Many associate boards have a gala event as their marquee fundraiser each year. These events can be a huge time commitment for board members and volunteers, but also a wonderful way to expose new audiences to your cause and, at the end of the day, a lot of fun!
We reached out to Teresa Sullivan of Big Brothers Big Sisters Chicago for some tips and tricks on organizing big events. Their annual Big Bash gets bigger and better each year; read on to find out how they do it.
-Why did you choose to get involved with BBBS?
I was a Big Sister when I worked in Madison so when I moved to Chicago for law school I was looking for a way to get involved here. I believe strongly in the mission of Big Brothers Big Sisters; each child and mentor relationship has a lasting, positive impact on the lives of both Littles and Bigs.
-How is the event committee for the Big Bash structured? How do you work with the leaders of the Leadership Board?
We have four committees: Sponsorship, Silent Auction, Experience and Marketing. Each committee has two co-chairs who do the heavy lifting for their committee with the help of the board at large. Sponsorship works to get sponsors both by reaching out to former and potential sponsors and/or working with each Leadership Board member to reach out to his/her company and the companies in their network for sponsorships. Silent Auction works to gather auction items by reaching out to past auction donors and coming up with priority items (high value sports items, trips, unusual items) and strategizing on how to get those. Experience helps decide on entertainment, event set up, catering and other items like whether to have a photo booth or other fun elements as part of the evening. Marketing helps us get the word out on social and traditional media platforms. Each Leadership Board member is required to buy a ticket or make an equivalent donation. We also expect them to participate by getting sponsorships and auction items and selling tickets to their networks.

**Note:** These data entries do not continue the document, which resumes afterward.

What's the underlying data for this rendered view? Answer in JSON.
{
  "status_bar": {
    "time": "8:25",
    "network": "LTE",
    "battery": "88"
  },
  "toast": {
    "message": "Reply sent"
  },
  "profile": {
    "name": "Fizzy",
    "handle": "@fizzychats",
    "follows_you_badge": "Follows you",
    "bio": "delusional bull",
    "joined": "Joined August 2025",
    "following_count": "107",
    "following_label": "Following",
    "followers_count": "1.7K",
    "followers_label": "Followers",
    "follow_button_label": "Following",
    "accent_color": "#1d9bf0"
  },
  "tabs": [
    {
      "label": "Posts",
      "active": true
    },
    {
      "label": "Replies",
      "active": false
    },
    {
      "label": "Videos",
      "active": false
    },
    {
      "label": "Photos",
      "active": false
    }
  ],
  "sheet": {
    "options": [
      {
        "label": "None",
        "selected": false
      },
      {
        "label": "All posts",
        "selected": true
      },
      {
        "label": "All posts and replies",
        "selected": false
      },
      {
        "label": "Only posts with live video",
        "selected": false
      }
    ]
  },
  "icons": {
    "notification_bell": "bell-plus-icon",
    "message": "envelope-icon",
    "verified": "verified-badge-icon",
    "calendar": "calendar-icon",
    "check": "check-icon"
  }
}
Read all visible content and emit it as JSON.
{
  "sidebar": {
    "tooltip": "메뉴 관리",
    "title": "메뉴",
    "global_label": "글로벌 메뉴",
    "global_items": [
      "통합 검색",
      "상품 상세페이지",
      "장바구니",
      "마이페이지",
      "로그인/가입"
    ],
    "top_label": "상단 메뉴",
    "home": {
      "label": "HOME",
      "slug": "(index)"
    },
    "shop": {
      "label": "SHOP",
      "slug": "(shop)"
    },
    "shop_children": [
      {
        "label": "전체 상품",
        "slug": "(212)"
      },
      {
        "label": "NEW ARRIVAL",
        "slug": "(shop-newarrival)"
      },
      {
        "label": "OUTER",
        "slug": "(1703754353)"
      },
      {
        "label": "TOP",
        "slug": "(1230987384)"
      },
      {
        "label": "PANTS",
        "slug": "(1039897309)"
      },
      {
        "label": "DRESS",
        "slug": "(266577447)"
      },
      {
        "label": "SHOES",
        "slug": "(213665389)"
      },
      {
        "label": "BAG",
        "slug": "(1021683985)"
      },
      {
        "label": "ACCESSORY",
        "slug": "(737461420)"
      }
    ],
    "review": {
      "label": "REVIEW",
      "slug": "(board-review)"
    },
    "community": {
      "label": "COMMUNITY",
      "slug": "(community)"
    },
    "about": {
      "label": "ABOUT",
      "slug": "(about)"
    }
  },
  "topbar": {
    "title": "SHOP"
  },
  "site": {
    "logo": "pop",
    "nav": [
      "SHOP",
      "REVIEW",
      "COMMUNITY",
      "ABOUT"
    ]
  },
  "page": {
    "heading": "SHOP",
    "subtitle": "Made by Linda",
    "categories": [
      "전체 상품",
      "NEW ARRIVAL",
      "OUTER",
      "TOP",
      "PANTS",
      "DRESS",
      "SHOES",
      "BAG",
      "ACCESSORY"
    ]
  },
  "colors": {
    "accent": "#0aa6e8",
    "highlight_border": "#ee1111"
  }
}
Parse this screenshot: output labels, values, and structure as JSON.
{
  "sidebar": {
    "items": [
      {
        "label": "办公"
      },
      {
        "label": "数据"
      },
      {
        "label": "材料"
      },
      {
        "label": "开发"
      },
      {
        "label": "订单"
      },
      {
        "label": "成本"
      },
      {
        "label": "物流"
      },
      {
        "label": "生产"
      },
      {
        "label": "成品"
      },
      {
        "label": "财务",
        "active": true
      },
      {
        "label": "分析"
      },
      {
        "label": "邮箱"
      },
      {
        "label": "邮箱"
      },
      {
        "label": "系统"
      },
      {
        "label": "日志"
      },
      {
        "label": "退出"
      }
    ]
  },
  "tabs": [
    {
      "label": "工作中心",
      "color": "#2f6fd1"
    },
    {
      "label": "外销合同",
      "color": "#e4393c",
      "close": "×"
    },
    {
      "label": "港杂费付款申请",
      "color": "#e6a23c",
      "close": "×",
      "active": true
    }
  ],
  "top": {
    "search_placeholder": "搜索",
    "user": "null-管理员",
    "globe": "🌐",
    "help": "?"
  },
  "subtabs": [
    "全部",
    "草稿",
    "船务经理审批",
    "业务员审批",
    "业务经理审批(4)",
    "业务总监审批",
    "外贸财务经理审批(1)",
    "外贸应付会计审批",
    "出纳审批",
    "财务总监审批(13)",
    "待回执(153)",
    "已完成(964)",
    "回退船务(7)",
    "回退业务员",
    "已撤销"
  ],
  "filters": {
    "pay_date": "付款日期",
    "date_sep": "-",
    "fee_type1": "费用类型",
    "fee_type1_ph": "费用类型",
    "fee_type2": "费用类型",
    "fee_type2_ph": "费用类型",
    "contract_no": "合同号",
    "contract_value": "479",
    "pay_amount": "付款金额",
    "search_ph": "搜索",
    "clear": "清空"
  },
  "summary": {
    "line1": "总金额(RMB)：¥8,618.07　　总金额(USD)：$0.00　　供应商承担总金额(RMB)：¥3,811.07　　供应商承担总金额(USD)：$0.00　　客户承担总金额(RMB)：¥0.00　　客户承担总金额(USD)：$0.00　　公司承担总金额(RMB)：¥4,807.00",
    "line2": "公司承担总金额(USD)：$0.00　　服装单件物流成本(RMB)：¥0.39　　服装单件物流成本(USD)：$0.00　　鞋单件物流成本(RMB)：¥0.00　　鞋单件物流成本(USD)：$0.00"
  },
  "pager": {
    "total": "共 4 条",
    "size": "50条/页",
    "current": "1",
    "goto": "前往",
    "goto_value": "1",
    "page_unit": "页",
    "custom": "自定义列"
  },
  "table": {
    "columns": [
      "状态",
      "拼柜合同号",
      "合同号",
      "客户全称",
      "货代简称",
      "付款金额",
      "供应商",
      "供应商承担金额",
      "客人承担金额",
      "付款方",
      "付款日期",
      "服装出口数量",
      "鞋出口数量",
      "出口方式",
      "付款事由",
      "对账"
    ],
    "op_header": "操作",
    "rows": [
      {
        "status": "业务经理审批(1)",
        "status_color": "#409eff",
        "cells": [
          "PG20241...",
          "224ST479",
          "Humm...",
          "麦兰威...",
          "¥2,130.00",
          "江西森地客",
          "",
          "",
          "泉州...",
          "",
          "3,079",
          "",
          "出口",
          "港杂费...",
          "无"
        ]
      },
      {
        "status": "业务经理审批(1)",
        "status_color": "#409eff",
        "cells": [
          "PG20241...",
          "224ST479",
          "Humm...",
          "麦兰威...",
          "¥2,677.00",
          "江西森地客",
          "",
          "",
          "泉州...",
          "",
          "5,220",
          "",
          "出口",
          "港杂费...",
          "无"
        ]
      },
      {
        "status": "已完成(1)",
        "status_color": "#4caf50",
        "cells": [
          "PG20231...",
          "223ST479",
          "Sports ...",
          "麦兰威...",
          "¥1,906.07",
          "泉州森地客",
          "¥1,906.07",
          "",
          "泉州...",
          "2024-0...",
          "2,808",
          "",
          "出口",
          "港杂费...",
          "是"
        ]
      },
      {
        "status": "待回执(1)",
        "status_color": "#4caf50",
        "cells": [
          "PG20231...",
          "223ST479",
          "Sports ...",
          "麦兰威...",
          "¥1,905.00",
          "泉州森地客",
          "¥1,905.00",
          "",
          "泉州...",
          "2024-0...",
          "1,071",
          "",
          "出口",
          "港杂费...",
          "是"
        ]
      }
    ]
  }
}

-How have you had success approaching sponsors and donors for the auction?
A personal connection is typically the key. Cold calling rarely works. When we can leverage a Leadership Board member or a Board member to make an introduction to the company (even if that person doesn't want to make the ask him or herself) we are much more successful in securing the donation. Success in sponsorships starts with recruiting and retaining great talent on the Leadership Board.
-Any challenges that come to mind as you organize a big fundraiser like this? How have you overcome them?
I would say that our biggest challenge has been deciding how to keep a connection to our core mission as an organization as the ticket sales increase each year. We want to share the stories of our Big/Little matches as a part of the event but its hard at a cocktail-style event during which we don't have a formal program. Fortunately, I know our Leadership Board members do a great job of spreading our mission throughout the evening. We also have posters up with information highlighting a few of our thousands of matches each year. But we're still working on that one!
-What's one big takeaway you've learned from organizing the Big Bash?
Start earlier than you think you need to! This goes for booking a space, booking a band, asking for sponsorships, asking for silent auction items, selling tickets, etc. We try to start early in the year asking the Leadership Board to get engaged with each of those. Ideally, we would book the space and band at least a year before the event, start asking for sponsorships and silent auction items 10 months before the event and selling tickets at least a few months before the event.